Plany Wielkiego Bu w związku z aresztem

Jak wiadomo, nie tak dawno temu obrona Wielkiego Bu chciała wnioskować o list żelazny. Jest to swego rodzaju gwarancja, która pozwala nie niestosowanie tymczasowego aresztu. Zamiast tego oskarżony zobowiązuje się do stawiennictwa przed sądem.

Teraz okazuje się, że najprawdopodobniej mężczyzna obrał inną taktykę. W sieci pojawiły się bowiem informacje, że złożył wniosek o przyznanie mu azylu politycznego w Niemczech. Adwokat Wielkiego Bu Gregor P. Jezierski przedstawia sytuację następująco:

Chcemy wykazać przed sądem, a także przed urzędem do spraw imigracji, że w sprawie mojego klienta istnieje uzasadniona obawa, że stanie się on obiektem rozgrywek politycznych między rządem a urzędem Prezydenta

Radosław Sikorski zabiera głos

Zdecydowanie słowa o wykorzystaniu mężczyzny do zagrywek politycznych są ciekawym stwierdzeniem z ust jego adwokata. Do całej sprawy postanowił również odnieść się polityk, a dokładniej Radosław Sikorski.
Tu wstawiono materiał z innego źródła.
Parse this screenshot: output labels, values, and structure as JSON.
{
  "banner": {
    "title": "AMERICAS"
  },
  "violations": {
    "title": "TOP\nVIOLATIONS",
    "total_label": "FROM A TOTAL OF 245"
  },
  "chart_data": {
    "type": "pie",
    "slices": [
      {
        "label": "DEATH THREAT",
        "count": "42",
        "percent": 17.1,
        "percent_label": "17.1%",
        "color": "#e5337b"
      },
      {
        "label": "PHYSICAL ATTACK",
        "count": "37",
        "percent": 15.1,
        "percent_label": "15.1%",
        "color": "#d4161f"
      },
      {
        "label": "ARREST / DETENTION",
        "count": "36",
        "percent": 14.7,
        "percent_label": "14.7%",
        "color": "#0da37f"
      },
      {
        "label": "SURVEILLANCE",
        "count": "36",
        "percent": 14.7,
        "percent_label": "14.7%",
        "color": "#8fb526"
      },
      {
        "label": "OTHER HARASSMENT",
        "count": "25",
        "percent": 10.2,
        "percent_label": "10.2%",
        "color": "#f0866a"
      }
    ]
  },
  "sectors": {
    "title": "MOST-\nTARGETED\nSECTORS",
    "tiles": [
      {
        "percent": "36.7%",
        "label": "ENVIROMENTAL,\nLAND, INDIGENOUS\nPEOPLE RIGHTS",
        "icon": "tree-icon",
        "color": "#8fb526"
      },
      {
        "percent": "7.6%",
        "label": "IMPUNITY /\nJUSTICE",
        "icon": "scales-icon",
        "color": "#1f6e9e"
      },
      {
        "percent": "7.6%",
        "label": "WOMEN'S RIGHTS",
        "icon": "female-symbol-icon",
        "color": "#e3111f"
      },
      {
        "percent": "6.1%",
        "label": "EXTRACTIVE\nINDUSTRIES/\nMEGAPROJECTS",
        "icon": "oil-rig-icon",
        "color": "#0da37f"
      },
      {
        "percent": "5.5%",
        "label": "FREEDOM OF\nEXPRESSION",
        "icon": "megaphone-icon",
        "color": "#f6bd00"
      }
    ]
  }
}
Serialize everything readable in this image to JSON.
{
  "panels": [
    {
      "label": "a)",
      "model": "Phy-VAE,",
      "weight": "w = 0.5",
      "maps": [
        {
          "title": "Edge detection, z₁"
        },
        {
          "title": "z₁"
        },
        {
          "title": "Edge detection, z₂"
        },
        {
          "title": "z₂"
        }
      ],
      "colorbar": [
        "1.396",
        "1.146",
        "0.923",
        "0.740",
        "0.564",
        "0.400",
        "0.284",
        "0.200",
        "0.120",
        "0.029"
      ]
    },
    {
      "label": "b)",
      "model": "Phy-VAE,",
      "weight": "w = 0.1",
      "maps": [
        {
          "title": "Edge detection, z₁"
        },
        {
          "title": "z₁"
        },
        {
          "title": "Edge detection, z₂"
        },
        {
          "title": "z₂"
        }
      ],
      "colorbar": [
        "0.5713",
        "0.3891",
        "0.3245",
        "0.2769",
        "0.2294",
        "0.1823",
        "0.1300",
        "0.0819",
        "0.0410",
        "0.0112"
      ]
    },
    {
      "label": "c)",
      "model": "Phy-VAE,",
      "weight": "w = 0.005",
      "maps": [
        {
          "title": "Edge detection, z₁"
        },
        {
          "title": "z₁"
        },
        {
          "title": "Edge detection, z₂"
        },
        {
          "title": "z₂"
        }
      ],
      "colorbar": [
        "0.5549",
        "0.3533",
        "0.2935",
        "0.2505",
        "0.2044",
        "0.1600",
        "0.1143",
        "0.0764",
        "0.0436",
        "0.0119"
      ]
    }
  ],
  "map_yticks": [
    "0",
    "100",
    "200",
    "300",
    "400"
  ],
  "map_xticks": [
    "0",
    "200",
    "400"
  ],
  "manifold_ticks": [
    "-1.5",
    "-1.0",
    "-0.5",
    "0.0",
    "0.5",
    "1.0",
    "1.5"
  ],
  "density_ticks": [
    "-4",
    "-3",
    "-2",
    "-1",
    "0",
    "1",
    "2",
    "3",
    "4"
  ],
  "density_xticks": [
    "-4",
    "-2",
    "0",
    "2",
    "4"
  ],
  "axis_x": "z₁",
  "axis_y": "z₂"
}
Kibolski patriota Wielki Bu uznał, że Polska przestała być bezpieczna dla porywaczy, sutenerów i złodziei. Ale żeby uznać, że Niemcy są bardziej praworządne?! Nie mógł poprosić o azyl w Budapeszcie?

Jak widać, szef MSZ nie przebiera w słowach i wydaje się, że nie jest on zwolennikiem wspomnianego wniosku. Najbliższe tygodnie zapewne pokażą, jak to wszystko się potoczy.